The dive bar is intricately a part of an American counter culture hangout, but in Melbourne, it was something new and nobody had quite done it before. Bill had hit the jackpot. He would tour obscure or underground punk bands and have his mother Janet Walsh cater for them backstage at the bar – her famous sausage rolls a satisfying staple for hungry touring musicians.

At the time, it wasn’t just the rock stars who came for the high kicks – then SBS newsreader Lee Lin Chin, tennis player John McEnroe and Olympic champion Cathy Freeman all visited on separate occasions.

The time Noel Gallagher from Oasis partied long and hard at the bar, even begging Bill Walsh to buy the venue from him is well documented.

In essence, Cherry spawned an identity for rock’s disaffected and spurred a camaraderie that became the glue that held the misfits together each and every weekend here.  And then came the Bermuda Triangle as it was known to the regulars who would drunkenly steer themselves from Cherry to Pony and Ding Dong Lounge [the sister bar to its NY original started by Bill Nolan and also a second venue for Bill Walsh].

The laneway’s name was changed to AC/DC with Lord Mayor John So in 2004; Bon Scott’s Melbourne son settled into the bar on the day of the change-over, unassuming and quiet. The press and photographers were busy taking pics of the new sign…little did they know who was inside.

For every unassuming star, there were plenty who  made their entrance felt – when Joel O’Keefe, the front man of Airbourne stood on the graffitied bar to play his guitar, his wild curly hair lashed waves of his sweat onto all who dared gather close.

Jet wrote Rollover D.J. about Hall of Fame’s Music Victoria inductee and now Brunswick Ballroom band booker Mary Mihelakos – she spun vinyl there in the early 2000s until the crack of daylight, while the late and great DJ Pierre Baroni became known for Thursday’s Soul in the Basement over 19 years with DJ Vince Peach, with legions 60s Motown loving 20-somethings hanging onto every 45 they deliriously cued.

The early 2000s were a unique time in Melbourne’s laneway bar scene; where has it gone?
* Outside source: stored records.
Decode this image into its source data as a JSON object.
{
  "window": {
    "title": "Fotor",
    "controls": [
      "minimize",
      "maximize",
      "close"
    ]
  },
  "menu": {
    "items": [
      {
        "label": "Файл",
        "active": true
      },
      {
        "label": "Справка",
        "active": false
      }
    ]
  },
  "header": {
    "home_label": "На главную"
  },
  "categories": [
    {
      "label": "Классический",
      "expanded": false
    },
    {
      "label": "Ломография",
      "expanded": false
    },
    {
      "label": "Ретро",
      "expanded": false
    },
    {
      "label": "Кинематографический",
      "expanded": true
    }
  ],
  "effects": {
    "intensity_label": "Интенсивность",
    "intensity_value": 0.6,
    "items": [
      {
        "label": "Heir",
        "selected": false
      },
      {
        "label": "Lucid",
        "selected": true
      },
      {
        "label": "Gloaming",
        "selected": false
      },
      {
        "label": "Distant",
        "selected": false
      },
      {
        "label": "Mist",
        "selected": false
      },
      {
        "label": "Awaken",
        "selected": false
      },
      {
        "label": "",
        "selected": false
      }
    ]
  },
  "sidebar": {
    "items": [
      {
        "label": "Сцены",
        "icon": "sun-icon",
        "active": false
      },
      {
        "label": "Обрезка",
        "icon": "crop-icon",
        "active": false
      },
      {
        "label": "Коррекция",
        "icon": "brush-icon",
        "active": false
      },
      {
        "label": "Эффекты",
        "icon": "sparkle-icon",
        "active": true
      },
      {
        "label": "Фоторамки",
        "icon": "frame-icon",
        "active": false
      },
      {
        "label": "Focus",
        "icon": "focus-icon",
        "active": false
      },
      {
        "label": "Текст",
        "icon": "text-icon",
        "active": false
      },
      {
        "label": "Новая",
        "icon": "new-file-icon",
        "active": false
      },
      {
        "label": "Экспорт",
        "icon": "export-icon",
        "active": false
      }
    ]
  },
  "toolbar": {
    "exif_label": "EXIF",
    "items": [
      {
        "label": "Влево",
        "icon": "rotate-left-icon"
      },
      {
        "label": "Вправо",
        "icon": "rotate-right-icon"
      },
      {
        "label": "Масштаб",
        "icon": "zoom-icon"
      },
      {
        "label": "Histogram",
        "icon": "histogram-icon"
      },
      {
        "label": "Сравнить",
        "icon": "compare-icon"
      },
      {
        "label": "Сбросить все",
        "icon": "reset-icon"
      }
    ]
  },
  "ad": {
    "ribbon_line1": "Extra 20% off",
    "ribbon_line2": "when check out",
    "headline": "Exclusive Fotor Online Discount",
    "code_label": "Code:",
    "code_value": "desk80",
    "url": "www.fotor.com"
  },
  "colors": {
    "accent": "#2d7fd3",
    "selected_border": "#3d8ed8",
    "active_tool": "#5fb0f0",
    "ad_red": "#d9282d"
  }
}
Everything is chic, slick, an Instagram moment – it’s a clickbait listing and nothing is hidden or undiscovered like this period in time.

The dive bar formula isn’t rocket science. It’s about loud rock’n’roll, where the classics are churned – from Thin Lizzy’s I’m A Rocker to T Rex’s Get It On and AC/DC’s Highway to Hell – debauchery wasn’t filmed in this era of Melbourne, rock stars could hang at Cherry Bar without fear of being stalked by their fans. In fact they’d have a drink with them!

It’s not often you see Pearl Jam’s Eddie Vedder hold a coin between his butt cheeks aiming for a bucket on a stage, but these crazy drinking game shenanigans shifted from tour bus antics to Cherry bar lock-in laughs. Oh the humble dive bar has seen it all.

Cherry was also a popular hospitality pitstop – staff from Il Solito Posto around the corner  and the original crew at Movida which had opened in the early 2000s, all fell in love with Cherry’s loose ambition.

Google dive bars these days and you might cry with laughter. There’s those who try to keep the rock spirit alive in Melbourne and thank goodness they do. But let’s hope the generation to come will revive it, because heck knows if we wanna be a rock’n’ roll capital of Australia, we need the dive bar to hold our deepest secrets.